A strong support system boosted Crissy through painful surgeries, complex orthodontics, and relentless speech therapy. “There was always love,” she says, recalling how she was fortunate to avoid stigma during her childhood years and have supportive parents. As president of the local Cleft-Palate Parents Association at North Shore Hospital in Manhasset, NY, “my mother was a driving force in bringing together the community.” Her dedication to raising awareness and breaking through stigma also brought Crissy valuable engagement with other cleft-affected children from an early age.
Finding Her Superpower
Through a second career as an author, Crissy is bringing more messages of acceptance and self-love to children. The hero of her first children’s book, The Too Tall Giraffe, confronts bullying because she is different. But she ultimately embraces herself just as she is and, in doing so, discovers her own superpower.

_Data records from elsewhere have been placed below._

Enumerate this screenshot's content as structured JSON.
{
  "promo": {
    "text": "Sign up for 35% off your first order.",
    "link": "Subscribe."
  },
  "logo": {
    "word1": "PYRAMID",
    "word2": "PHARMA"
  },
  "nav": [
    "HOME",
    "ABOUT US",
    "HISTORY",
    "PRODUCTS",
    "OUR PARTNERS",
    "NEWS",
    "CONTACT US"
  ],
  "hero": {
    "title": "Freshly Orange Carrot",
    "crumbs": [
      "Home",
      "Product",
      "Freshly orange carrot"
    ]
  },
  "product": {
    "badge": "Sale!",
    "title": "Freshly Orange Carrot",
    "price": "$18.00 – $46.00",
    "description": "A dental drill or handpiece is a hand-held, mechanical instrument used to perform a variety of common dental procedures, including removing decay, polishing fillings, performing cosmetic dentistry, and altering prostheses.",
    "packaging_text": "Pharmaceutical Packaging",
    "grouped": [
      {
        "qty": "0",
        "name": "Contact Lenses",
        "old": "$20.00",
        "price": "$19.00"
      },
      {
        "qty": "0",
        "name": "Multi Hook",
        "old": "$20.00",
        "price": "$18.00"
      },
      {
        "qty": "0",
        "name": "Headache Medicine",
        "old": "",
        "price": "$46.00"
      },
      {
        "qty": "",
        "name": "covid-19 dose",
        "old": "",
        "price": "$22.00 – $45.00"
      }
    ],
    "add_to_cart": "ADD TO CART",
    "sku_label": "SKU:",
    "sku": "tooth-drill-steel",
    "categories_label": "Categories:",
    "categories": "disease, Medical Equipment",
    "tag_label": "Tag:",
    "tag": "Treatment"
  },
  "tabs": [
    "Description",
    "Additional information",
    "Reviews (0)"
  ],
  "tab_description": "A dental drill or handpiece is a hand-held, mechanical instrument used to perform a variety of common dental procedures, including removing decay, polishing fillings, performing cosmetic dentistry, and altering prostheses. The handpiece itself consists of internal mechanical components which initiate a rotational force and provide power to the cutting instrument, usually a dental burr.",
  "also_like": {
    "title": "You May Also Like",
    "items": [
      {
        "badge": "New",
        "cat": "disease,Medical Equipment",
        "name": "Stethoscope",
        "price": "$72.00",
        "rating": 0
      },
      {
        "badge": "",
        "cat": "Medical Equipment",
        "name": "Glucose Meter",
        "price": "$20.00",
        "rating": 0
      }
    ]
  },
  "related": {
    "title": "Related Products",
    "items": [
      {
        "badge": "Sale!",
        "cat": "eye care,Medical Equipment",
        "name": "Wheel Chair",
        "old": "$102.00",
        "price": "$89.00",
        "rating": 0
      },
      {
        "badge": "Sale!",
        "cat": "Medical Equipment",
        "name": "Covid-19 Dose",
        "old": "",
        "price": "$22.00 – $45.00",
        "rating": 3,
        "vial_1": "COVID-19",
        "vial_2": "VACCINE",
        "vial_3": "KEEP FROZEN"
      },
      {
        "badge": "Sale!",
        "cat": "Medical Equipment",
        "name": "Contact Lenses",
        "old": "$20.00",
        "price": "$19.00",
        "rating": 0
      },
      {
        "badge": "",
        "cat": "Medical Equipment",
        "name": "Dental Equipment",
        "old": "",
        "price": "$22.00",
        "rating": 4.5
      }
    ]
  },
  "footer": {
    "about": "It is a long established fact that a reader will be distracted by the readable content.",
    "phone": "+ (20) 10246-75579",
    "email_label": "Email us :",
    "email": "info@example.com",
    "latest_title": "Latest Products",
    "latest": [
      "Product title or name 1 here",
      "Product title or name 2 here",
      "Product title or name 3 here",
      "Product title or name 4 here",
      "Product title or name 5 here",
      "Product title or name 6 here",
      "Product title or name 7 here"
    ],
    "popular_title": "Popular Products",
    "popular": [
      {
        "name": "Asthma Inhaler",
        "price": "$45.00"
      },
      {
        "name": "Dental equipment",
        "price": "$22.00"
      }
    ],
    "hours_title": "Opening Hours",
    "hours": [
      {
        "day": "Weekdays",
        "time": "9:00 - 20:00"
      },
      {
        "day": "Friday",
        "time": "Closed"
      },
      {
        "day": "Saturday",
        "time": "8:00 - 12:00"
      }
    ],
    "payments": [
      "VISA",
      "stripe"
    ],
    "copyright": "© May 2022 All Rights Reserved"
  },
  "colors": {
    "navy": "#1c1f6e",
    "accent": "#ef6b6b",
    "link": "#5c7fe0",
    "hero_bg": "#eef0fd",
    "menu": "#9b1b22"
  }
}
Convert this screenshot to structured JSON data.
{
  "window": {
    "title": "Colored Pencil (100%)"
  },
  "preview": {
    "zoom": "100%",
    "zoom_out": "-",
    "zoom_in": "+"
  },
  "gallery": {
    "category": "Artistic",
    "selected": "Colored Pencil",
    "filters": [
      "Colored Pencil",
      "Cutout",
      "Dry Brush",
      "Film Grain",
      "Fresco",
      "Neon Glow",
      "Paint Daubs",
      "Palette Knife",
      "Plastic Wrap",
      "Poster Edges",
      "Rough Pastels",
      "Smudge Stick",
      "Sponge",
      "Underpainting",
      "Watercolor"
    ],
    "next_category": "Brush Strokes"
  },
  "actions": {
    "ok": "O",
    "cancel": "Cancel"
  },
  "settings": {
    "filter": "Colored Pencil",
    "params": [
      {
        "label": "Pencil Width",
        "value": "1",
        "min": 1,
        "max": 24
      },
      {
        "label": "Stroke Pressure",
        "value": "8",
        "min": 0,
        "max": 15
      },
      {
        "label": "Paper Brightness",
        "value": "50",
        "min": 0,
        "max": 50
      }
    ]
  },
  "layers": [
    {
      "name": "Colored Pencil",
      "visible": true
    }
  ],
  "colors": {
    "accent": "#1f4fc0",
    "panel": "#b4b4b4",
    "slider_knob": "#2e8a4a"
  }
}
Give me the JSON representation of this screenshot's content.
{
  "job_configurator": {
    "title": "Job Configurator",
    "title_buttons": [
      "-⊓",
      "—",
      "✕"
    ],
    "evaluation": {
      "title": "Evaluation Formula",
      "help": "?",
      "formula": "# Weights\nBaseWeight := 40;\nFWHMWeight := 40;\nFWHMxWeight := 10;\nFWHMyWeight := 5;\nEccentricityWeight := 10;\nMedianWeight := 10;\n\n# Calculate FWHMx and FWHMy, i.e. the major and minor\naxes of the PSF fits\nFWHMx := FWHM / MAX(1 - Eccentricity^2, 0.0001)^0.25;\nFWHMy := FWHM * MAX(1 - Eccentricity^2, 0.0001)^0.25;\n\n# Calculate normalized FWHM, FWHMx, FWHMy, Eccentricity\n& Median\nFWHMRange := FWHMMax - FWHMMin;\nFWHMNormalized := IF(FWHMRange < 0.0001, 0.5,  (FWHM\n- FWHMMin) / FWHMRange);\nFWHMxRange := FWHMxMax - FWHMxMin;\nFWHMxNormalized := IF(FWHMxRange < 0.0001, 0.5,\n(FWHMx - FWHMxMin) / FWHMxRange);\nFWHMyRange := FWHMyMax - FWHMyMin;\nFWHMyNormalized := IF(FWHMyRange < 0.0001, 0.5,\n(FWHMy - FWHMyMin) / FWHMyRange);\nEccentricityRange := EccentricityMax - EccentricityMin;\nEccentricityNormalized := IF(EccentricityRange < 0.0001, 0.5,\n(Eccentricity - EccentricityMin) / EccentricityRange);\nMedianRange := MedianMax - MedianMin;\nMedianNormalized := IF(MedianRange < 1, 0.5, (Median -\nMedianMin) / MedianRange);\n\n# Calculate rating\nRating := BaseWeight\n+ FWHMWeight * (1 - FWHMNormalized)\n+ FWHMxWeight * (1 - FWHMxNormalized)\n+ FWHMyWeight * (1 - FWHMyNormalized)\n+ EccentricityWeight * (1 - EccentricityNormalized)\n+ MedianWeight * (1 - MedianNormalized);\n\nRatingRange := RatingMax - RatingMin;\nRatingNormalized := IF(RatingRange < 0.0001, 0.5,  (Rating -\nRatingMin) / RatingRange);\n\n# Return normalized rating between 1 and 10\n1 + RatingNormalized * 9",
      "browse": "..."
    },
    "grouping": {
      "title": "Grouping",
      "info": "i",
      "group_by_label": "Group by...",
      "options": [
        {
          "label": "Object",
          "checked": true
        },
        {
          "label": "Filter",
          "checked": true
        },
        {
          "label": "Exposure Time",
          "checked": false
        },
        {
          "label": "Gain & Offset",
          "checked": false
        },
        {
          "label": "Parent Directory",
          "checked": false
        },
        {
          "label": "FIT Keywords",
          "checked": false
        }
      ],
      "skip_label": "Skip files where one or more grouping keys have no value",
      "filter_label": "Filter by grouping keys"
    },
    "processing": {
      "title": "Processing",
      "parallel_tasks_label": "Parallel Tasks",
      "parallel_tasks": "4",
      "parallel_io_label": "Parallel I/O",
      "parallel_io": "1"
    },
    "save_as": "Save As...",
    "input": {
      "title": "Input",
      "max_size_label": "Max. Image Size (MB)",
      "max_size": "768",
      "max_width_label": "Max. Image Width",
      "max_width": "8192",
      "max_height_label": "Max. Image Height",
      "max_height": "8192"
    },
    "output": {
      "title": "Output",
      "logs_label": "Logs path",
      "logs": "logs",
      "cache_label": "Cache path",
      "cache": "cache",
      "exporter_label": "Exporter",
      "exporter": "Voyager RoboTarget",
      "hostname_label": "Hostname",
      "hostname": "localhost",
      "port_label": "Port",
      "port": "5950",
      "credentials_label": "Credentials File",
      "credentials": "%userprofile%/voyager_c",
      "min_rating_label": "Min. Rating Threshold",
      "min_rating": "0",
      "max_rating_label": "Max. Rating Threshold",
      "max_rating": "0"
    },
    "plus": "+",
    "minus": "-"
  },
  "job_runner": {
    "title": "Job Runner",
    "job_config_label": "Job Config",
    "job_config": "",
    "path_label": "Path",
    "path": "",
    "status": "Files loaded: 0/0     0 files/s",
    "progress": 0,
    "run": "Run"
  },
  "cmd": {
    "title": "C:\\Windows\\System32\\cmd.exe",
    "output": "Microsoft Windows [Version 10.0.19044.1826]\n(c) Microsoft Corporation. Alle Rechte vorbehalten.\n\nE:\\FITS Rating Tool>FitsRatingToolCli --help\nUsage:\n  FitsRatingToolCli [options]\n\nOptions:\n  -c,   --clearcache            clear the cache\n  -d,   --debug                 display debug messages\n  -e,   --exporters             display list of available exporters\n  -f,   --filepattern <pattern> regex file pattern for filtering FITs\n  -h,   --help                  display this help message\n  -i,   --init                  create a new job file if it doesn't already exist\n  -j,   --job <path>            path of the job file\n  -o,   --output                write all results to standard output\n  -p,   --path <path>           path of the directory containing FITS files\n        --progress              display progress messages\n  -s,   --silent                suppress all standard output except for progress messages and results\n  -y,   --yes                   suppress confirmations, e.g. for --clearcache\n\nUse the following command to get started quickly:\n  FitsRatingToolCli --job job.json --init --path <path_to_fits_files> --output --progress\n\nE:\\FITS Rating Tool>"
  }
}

Emotional wellbeing is a key element of Smile Train’s approach to comprehensive cleft care, and Crissy’s advocacy helps to support the clinical and mental health of families and children around the world. As a member of the CCAC, she helps the organization develop its communications strategies and engage with and strengthen the cleft community.
“Knowing there are other people in the world who didn’t have access to treatment like I did, it was really important to help them,” she says. “I knew how much it meant to me, and I knew that other people needed that, too.”
Grace and Gratitude
During the Journey of Smiles, one mother shared a story that particularly struck Crissy. The Journeyers visited the home of four-year-old Grace, who is successfully receiving treatment sponsored by Smile Train. Grace’s mother shared that she knew of only one other baby born with a cleft. But this girl contracted pneumonia and died very young. Crissy is passionate when she recalls hearing this news. “Here was a child who, maybe if they had gotten their surgery done sooner, maybe they would have survived. That made it very real. That’s not just a statistic; that’s a life lost.”
Crissy is enthusiastic about Smile Train’s model because it cares for the whole child, beyond cleft surgery. This long-term approach creates a network that helps children throughout their lives. “Smile Train creates a simple solution to a complex problem that goes well beyond just a surgery,” Crissy says. “It helps not only children, but families, communities, entire countries, and even continents.”
Though her childhood may have felt vastly different, Crissy recognizes how similar the cleft journey is for children and families around the world. Smile Train helps build those bridges, and advocates like Crissy make sure children have safe and healthy paths across them.